Jitsi Video Bridge crash: "failed to allocate channels, will consider the bridge faulty"

Hello everyone,

Earlier today I was having a large important meeting and about 2 hours into the call Jitsi crashed.
Everyone was immediately disconnected from the room, and if they tried to join again, it would give an error popup saying it will try to reconnect in 25 seconds. It eventually fixed itself in a couple of minutes, but by that time most people had stopped trying to connect.

I checked the Jicofo logs and found this error at the time that the crash happened:

Jicofo 2020-06-12 09:12:51.746 SEVERE: [211] org.jitsi.jicofo.AbstractChannelAllocator.log() jvbbrewery@internal.auth.my.domain.com/ac3d2484-147d-4bd9-845b-a359d561e247 - failed to allocate channels, will consider the bridge faulty: XMPP error: <iq to=‘focus@auth.my.domain.com/focus632648033603’ from=‘jvbbrewery@internal.auth.my.domain.com/ac3d2484-147d-4bd9-845b-a359d561e247’ id=‘Bcl4c-92616’ type=‘error’><error type=‘cancel’><internal-server-error xmlns=‘urn:ietf:params:xml:ns:xmpp-stanzas’/></error></iq>

Jicofo 2020-06-12 09:12:51.747 SEVERE: [211] org.jitsi.jicofo.JitsiMeetConferenceImpl.log() One of our bridges failed: jvbbrewery@internal.auth.my.domain.com/ac3d2484-147d-4bd9-845b-a359d561e247

After these 2 errors, the log just had this same error over and over again:

org.jitsi.jicofo.JitsiMeetConferenceImpl.log() Can not invite participant – no bridge available.

Does anyone have an idea of what might have caused the issue? And maybe suggestions on how to prevent the problem in the future?

1 Like

We had this bad experience some days age.
In addition to the errors you mentioned, we got lots of these warnings in jvb.log before crash:

TransportCcEngine.tccReceived#157: TCC packet contained received sequence numbers: 26499-26519. Couldn't find packet detail for the seq nums: 26499-26519. Latest seqNum was 27792, size is 1000. Latest RTT is 64.966918 ms.

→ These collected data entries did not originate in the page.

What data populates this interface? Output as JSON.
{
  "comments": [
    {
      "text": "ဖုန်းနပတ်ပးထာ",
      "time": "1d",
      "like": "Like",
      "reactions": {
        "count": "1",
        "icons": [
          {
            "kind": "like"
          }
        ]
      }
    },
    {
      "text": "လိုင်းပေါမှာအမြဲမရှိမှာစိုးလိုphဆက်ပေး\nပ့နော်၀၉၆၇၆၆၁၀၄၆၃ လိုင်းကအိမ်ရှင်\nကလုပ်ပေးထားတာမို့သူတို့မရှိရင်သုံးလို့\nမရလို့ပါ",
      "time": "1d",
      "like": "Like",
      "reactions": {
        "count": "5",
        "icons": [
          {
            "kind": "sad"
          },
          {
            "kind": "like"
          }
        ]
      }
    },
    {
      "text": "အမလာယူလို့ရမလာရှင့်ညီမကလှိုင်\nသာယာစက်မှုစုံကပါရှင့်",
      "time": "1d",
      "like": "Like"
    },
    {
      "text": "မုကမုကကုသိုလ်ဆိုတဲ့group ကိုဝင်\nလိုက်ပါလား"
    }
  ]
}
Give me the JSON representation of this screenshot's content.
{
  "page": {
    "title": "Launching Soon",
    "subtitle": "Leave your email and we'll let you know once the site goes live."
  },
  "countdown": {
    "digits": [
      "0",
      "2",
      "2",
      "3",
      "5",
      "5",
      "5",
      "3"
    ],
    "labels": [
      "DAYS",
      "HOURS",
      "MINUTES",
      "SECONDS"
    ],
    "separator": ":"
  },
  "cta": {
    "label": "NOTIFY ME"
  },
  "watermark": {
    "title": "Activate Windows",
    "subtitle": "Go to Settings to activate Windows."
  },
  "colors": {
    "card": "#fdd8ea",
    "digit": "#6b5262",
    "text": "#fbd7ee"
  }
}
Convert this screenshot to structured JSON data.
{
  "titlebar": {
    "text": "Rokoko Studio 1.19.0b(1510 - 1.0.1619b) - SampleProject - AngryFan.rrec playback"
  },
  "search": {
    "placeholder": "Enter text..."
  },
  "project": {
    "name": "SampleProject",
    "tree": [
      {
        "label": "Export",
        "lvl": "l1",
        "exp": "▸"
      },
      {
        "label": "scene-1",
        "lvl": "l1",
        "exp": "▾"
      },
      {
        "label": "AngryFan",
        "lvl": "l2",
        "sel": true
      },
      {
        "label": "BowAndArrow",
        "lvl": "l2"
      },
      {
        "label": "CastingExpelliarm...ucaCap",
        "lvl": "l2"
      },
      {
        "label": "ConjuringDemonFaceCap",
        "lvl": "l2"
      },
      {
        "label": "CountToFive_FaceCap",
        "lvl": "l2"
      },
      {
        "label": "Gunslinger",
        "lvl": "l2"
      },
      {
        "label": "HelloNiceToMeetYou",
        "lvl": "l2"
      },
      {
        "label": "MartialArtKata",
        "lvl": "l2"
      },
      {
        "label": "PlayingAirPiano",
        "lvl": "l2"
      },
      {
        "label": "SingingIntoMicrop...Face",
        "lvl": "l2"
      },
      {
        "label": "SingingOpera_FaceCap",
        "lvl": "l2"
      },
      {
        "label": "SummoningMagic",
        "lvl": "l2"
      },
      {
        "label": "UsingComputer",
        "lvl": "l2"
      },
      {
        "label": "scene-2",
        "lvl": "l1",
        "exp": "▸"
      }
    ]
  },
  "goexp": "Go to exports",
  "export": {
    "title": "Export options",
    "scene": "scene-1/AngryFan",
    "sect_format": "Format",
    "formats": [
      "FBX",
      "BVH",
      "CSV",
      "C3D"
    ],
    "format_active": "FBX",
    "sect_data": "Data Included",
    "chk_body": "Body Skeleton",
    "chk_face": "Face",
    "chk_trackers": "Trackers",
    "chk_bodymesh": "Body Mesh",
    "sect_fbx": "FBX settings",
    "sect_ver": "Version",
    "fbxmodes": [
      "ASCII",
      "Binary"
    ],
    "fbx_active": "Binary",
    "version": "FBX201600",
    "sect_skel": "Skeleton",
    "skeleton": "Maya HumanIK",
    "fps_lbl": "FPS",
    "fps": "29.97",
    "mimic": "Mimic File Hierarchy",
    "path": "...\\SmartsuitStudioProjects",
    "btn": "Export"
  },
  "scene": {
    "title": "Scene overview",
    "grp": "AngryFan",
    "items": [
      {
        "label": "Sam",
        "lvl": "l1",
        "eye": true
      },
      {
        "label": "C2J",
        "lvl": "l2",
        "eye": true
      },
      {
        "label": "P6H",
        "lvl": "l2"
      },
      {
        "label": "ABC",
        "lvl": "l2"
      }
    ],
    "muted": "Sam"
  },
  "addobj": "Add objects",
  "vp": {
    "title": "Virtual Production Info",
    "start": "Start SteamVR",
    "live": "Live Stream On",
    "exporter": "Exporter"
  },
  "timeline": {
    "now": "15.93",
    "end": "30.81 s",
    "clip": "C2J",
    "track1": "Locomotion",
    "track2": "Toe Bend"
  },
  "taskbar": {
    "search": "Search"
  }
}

and finally a fatal SIGSEGV error and then jvb crashed:

# A fatal error has been detected by the Java Runtime Environment:
#
#  SIGSEGV (0xb) at pc=0x00007f7987224207, pid=29882, tid=0x000074f38dddf700
#
# JRE version: OpenJDK Runtime Environment (8.0_252-b09) (build 1.8.0_252-8u252-b09-1~18.04-b09)
# Java VM: OpenJDK 64-Bit Server VM (25.252-b09 mixed mode linux-amd64 compressed oops)
# Problematic frame:
# C  [libc.so.6+0x97207]  __libc_malloc+0x197
#
# Failed to write core dump. Core dumps have been disabled. To enable core dumping, try "ulimit -c unlimited" before starting Java again
#
# An error report file with more information is saved as:
# /tmp/hs_err_pid29892.log`

I’m curious what is the cause of this problem. and how we can prevent its recurrence.

1 Like

We also experienced “failed to allocate channels” while having crowd testing for more than 2hrs. We configured 2 JVB both having 4vCPU and 16GB mem (12GB assigned to JVB). At 9:17 there’s a SEVERE log in jicofo

and this is the only severe log in jvb

we noticed that all endpoints was re-assigned to the 2nd JVB after jicofo detected the 1st JVB is faulty.

@damencho @bbaldino
when does “failed to allocate channels” happen? or when do we allocate/de-allocate channels?
why the conference details in 1st JVB was not deleted when jicofo transferred all clients to 2nd JVB?

for me JVB1 still has enough memory when the issue occurred. (check 9:17)

our test scenario: all 28-30 participants share their screen, changing the layout (2x2, 3x3, 5x4, 7x6, full screen)
application implementation: every layout change we remove all the tracks and add the tracks of necessary partipants

do you think add/remove track cause leak or something?

What is the output for

grep rate /etc/prosody/* -R

@shaunferns as others have pointed out, your bridge has experienced some error. To identify the exact cause we would need to check the Jicofo and JVB log files.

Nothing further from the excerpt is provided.